Please note, there will be SPOILERS for Carrie in this post. If you get spoiled, please note the following: I just warned you; the book is over 40 years old; there have been two major film adaptations. Do not complain to me.
Carrie is a simple story of a girl pushed beyond her limits and who ultimately has the means to strike back in a catastrophic fashion. The story is simple and still feels relevant today. It is easy to imagine a similar story being set in a high school today, albeit with new technology, different clothing styles, and different slang (in fact this is what Kimberly Peirce does with her 2013 movie adaptation).
In his first published book, Stephen King already begins exploring the underbelly of small town life in America. Chamberlain, Maine is a place where everyone knows everyone else and any unusual circumstances quickly travel over the town’s party lines. The book tackles concepts like conformity, and mob excitement. It explores youthful exuberance and how quickly that can turn to malice – malicious and deadly in this case.

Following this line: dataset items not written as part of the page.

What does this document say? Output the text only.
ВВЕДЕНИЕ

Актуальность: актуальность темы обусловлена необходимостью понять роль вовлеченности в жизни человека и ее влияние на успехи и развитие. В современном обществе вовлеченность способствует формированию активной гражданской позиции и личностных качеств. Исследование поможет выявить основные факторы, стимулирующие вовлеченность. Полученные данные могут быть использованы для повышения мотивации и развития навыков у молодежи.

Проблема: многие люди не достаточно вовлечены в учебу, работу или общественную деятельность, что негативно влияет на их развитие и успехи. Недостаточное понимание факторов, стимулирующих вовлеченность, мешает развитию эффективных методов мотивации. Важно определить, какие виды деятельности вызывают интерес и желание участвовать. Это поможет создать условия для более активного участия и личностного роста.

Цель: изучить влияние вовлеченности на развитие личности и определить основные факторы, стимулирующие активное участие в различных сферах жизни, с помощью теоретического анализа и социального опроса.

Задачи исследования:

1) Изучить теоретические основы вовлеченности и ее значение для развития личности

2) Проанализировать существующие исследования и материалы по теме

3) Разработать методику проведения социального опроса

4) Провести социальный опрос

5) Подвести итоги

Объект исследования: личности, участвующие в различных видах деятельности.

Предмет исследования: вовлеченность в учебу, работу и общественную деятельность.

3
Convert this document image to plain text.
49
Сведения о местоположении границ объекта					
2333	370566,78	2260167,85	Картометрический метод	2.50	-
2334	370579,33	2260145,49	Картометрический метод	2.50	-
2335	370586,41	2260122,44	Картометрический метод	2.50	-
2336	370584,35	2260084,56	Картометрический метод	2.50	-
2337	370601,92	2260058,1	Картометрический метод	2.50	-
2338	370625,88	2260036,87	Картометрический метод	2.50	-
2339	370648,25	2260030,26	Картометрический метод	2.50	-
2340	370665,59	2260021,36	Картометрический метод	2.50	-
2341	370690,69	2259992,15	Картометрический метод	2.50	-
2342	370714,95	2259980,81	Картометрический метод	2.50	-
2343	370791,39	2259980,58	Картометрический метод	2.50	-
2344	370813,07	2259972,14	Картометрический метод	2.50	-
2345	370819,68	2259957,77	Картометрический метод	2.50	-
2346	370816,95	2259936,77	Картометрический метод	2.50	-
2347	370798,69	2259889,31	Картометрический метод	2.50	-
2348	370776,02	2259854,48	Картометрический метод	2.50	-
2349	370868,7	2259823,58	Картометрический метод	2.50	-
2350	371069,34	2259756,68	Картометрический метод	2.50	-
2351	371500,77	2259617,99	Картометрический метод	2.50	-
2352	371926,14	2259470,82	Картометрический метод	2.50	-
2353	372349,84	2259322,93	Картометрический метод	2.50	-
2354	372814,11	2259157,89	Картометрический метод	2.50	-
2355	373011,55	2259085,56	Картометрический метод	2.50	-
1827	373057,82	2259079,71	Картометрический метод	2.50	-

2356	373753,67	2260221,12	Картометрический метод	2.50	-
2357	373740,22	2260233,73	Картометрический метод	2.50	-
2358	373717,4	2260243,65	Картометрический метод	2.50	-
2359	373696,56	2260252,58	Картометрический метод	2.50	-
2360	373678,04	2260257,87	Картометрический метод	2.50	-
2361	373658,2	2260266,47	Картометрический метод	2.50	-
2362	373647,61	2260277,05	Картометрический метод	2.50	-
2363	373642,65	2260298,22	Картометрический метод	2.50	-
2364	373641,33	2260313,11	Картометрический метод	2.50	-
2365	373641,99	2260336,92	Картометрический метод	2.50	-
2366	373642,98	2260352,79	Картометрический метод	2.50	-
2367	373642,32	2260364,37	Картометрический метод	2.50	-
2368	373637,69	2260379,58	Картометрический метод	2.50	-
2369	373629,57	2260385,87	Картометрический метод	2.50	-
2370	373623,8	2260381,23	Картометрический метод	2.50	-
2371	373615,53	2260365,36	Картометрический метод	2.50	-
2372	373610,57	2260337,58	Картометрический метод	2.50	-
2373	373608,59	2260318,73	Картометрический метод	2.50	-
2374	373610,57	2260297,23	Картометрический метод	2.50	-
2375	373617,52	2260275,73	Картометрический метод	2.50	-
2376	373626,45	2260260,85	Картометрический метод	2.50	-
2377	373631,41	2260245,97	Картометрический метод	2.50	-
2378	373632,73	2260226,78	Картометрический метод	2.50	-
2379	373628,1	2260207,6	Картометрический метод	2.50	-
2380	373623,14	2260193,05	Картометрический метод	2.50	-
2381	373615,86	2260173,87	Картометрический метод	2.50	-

Before I picked up this book, I was pretty positive that I had read it before, but the text was unfamiliar enough that I realize that this was a new read for me. One of the interesting aspects about the book that I found was that much of its structure was epistolary in nature. We learn of many of the events in Chamberlain, Maine and their aftermaths through newspaper clippings, hearing transcripts, and excerpts of books written studying the telekinetic (or TK as the book abbreviates it) phenomenon. These missives are mixed in with point-of-view sections from characters like Carrie and Susan Snell, which gives the book a fluid feeling as it slips between the book’s present and the future. The reader finds out early in the novel that it ends in disaster, but the journey is to find how it happens. There were times early in the book where I felt the breaks from the present-day action distracted from the story, breaking the flow of the narrative. As I got deeper into the book, though, they meshed better with the other scenes, and in some cases provided some needed character development.
The other thing that stood out in this book was how hard King worked in places to dismiss any supernatural aspects to Carrie’s telekinetic powers. In fact, the book felt more like a scientific thriller, than the horror fiction that King is affiliated most closely with. Of course not all of King’s book have a supernatural or paranormal nature, but this one seems further away from that aspect than normal. There are places in the novel that can be aptly compared to works by Michael Crichton, as we get a basic examination of the genetic nature of the telekinetic power.
Connections to other Stephen King Works: As this was King’s first published work, there really is not much for it to be connected with, and in my knowledge of his works there really isn’t any other books that reference the events in Carrie. Probably the closest book to this one is Firestarter, as it is another book that examines psychic powers similar to Carrie’s TK ability.
Carrie was an extremely pleasurable read that is largely different than most of Stephen King’s works, but is familiar enough to be a good taste of what he can do as an author. Would highly recommend for anyone looking for a fast thriller or a book that digs into the darkness that can rise in our youths.